Soma Katliamı'nda madenden sağ kurtarılan işçilerden Murat Yalçın’ın, “Çizmelerimi çıkarayım mı, sedye kirlenmesin” sözleri Tuna Ilgın’ın ‘TOF/Uçuş Süresi ile Maden İçinde Konum Belirleme’ projesinin çıkış nedeni oldu. Maden facialarında hayat kurtarmaya yönelik proje ile TÜBİTAK Liselerarası Proje Yarışmasına başvurdu ama TÜBİTAK tarafından sergilenmeye bile değer görülmedi.
“Bir selam da sizden selam size selamünaleyküm”, “Tillo evliyalarının kerametleri” “Papaz eriğini imam eriğine çevirme” isimli projeleri yayınlayarak tepki toplayan TÜBİTAK geçtiğimiz yıl da, İstanbul Özel MEF Lisesi 12. sınıf öğrencisi olan İlayda Şamilgil'in yaptığı “Sıvılardaki Su Oranını Mıknatısla Ölçebilen Ucuz, Hızlı ve Taşınabilir Bir Sistem” projesini dereceye almamış, İlayda aynı projeyle Polonya'da 80 ülkenin binlerce projesinin arasında birinci olmuştu. İlayda’nın dünya birinciliği alan projesini beğenmeyen TÜBİTAK, okunmuş fasulye projesini birinci yapmıştı.
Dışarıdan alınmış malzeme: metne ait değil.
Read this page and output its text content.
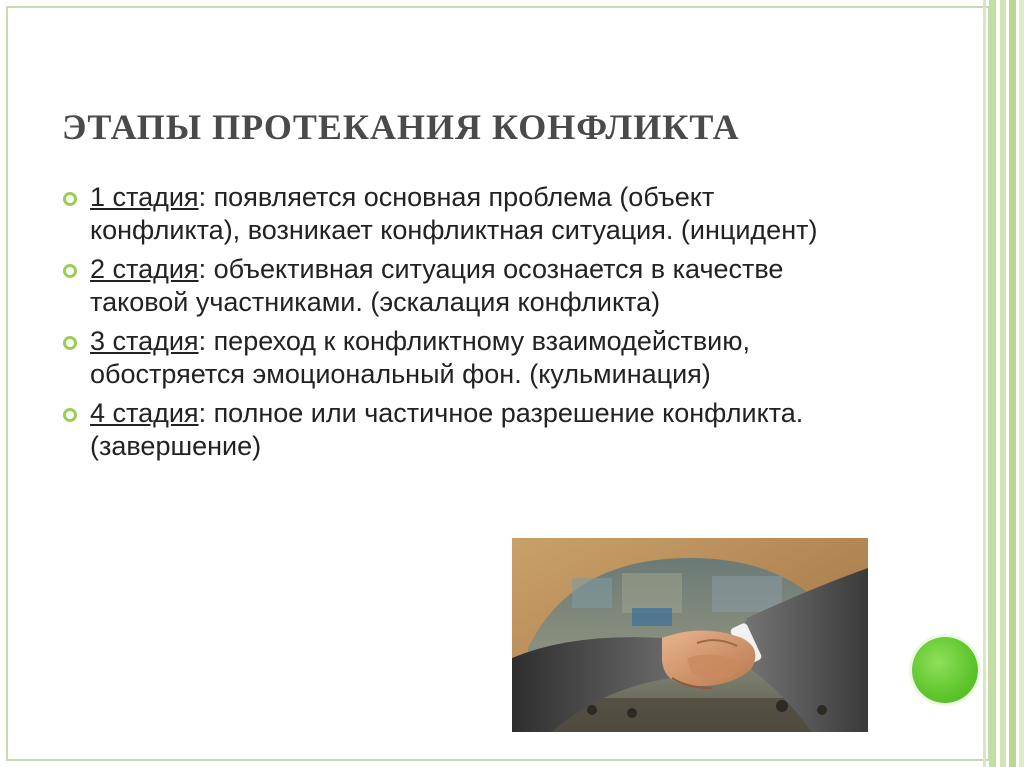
ЭТАПЫ ПРОТЕКАНИЯ КОНФЛИКТА
1 стадия: появляется основная проблема (объект конфликта), возникает конфликтная ситуация. (инцидент)
2 стадия: объективная ситуация осознается в качестве таковой участниками. (эскалация конфликта)
3 стадия: переход к конфликтному взаимодействию, обостряется эмоциональный фон. (кульминация)
4 стадия: полное или частичное разрешение конфликта. (завершение)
‘TOF/Uçuş Süresi ile Maden İçinde Konum Belirleme’ isimli projesiyle hem birincilik hem de inovasyon ödülünü kazanan Tuna Ilgın, projenin çıkış nedenini ve amacını şöyle anlattı:
“13 Mayıs 2014 tarihinde, Soma'da 301 madencinin hayatını kaybetmesi ile sonuçlanan facia karşısında herkes gibi ben de çok etkilendim. Madenden sağ kurtarılan madencinin sözleri beynime kazınmıştı. “Çizmelerimi çıkarayım mı, sedye kirlenmesin.” Bu kadar işine sahip çıkarak, inanarak yapan insanların hayatlarının öylece hafife alınması, ölümün bu kadar ucuz olması ve annemin ağlayarak o insanların geride bıraktıklarına üzülmesi projemin çıkış nedenidir.
Projemle madenlerde çalışan işçilerin, anlık olarak konumlarının kayıt altına alınması ve acil durumlarda müdahale edilecek yerlerin daha kolay saptanabilmesini amaçladım. Bunu yapabilmek için öncelikle radyo frekansının da, havada ışık ile aynı hızda yayılması prensibinden yararlanarak mesafeyi ölçme işlemini düşündüm. Sistem yeraltında olduğu için buraya uygun cihazları farklı olarak tasarlamak gerekiyor. Her cihaz aradaki mesafeyi ölçmek için kendi içinde bulunan hassas zaman ölçümünü kullanıyor. Cihazları birbiri ile senkronize etmek çok zor olduğu için mesafe hesaplaması, her cihazın içindeki kendi hassas zaman ölçümüne dayanıyor. Kapalı Alan Konum Belirleme için kullandığım yöntem, gönderilen ve geri dönen sinyaller arasında geçen zamanı ölçerek mesafeyi bulma prensibine dayanır. Bu yönteme Uçuş Zamanı/Time of Flight deniyor.”